27 The sentence imposed at first instance had been reached after her Honour applied a "discount" of twenty-five per cent to reflect the applicant's plea of guilty which the Crown expressly conceded had been offered at the earliest opportunity. Her Honour assigned this to the "utilitarian" value of the plea and added that there was "little other evidence of remorse". Her language suggests that she may have injected consideration of the latter into the former but as, in my opinion, there should be re-sentence, the matter need not be explored.
28 The applicant has been in custody for over fifteen months to the present time. In my view a sentence of two years' imprisonment should be substituted and, for reasons coordinate with those found by her Honour, I would vary the proportion specified in the statute in the applicant's favour when setting a non-parole period. Having regard to the time served, I would regard the point of release on parole to have been effectively reached. Some evidence has been tendered today which, as I have said, in addition to the evidence of Dr Westmore, gives promise of progress towards rehabilitation.
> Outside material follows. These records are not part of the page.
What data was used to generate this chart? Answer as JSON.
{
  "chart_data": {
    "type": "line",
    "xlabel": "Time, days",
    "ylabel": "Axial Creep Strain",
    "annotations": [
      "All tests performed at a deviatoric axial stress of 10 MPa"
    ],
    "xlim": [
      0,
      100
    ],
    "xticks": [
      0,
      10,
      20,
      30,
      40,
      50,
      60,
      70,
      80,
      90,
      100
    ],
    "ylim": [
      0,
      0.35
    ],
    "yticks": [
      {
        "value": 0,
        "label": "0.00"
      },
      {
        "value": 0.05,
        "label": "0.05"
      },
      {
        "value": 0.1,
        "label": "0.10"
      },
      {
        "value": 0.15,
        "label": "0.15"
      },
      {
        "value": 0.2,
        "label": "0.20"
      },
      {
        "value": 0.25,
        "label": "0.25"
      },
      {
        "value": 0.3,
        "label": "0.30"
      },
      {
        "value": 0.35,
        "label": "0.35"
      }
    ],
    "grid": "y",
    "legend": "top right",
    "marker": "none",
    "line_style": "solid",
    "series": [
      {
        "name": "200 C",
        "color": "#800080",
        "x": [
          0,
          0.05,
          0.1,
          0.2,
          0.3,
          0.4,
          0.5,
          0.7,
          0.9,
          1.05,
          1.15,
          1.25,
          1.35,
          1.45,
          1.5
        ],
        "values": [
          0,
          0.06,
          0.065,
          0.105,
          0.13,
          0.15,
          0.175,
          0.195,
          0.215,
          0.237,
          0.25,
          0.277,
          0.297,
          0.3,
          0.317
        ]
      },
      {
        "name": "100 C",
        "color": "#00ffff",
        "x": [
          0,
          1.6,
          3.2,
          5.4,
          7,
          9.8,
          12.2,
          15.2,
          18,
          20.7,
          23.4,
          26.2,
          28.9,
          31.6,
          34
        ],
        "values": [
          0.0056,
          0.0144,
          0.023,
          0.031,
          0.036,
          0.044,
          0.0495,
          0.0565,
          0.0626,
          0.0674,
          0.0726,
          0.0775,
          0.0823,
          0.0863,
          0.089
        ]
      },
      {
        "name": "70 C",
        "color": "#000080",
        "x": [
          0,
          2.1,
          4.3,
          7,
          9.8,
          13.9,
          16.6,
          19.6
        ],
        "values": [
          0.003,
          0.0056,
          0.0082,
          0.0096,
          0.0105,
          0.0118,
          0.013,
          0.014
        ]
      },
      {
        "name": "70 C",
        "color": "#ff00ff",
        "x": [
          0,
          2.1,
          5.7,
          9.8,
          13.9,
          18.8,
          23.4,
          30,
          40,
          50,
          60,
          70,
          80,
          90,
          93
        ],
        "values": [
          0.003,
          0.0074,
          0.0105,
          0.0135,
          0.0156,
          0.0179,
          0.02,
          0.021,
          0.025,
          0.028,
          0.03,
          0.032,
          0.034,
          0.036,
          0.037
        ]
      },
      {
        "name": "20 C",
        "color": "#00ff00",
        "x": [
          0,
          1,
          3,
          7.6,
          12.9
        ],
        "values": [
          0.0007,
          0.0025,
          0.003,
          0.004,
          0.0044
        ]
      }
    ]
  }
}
29 I would propose the following orders:
(1) Application for leave to appeal against sentence granted.
(2) Appeal allowed.
(3) Sentence imposed in the District Court quashed and in lieu thereof the applicant sentenced to two years' imprisonment to date from 7 May 2003 with a non-parole period of fifteen months twenty days commencing on 7 May 2003 and expiring on 26 August 2004.
(4) Order the applicant to be released to parole on Thursday 26 August 2004.
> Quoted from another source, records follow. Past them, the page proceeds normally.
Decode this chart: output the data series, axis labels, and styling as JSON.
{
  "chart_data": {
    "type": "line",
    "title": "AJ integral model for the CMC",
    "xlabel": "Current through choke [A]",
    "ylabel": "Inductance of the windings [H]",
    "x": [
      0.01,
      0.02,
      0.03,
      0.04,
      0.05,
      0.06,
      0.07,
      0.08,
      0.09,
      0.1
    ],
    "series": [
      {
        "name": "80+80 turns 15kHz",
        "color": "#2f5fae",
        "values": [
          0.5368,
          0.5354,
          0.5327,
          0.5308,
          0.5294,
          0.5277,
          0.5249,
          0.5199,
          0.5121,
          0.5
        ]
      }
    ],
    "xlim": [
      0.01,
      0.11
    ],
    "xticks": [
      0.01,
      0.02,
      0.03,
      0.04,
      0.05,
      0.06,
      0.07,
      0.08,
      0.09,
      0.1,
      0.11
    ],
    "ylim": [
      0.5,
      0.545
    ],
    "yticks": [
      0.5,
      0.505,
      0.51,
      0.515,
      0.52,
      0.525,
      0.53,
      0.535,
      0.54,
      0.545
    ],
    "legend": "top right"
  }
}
30 SULLY J: I agree with Mr Justice Grove.
31 KIRBY J: Whilst I agree with the order proposed, I differ to some degree in my analysis of the facts.
32 Mr Justice Grove has set out the agreed statement of facts which was tendered by the Crown. That statement of facts was to be understood in the context of the definition of "possession" of a firearm, and proof of possession, which appears in s 4A of the Firearms Act 1996.
33 In the proceedings on sentence the applicant gave evidence. He described the arrangement he made with Bassam Elrich. He suggested that Elrich was the source of the weapon. According to his testimony Elrich carried the toolbox (which he later learned contained the weapon) to the vehicle. He said that he had no knowledge of the presence of that weapon in the toolbox until he arrived at the premises and the toolbox was opened.
34 Her Honour rejected that account, at least so far as the time at which he became aware of the weapon. She did so even though it had not been the subject of cross-examination by the Crown. It was open for her to do so. Having rejected that version, it is not, in my view, appropriate to limit the time span of Mr Goktas's possession. Her Honour simply knew, in terms of his criminality, that he had pleaded guilty to the offence. He had acknowledged being in possession of the prohibited weapon in the circumstances described in the statement of facts. His criminality was to be judged accordingly, neither enlarged by adverse assumptions as to his role, or the length of time he was in possession before the events described in the statement of facts, nor confined by favourable assumptions which had not been established to her Honour's satisfaction on the balance of probabilities.
35 With that qualification, I agree with the orders proposed.
36 GROVE J: The orders, therefore, will be as I have proposed.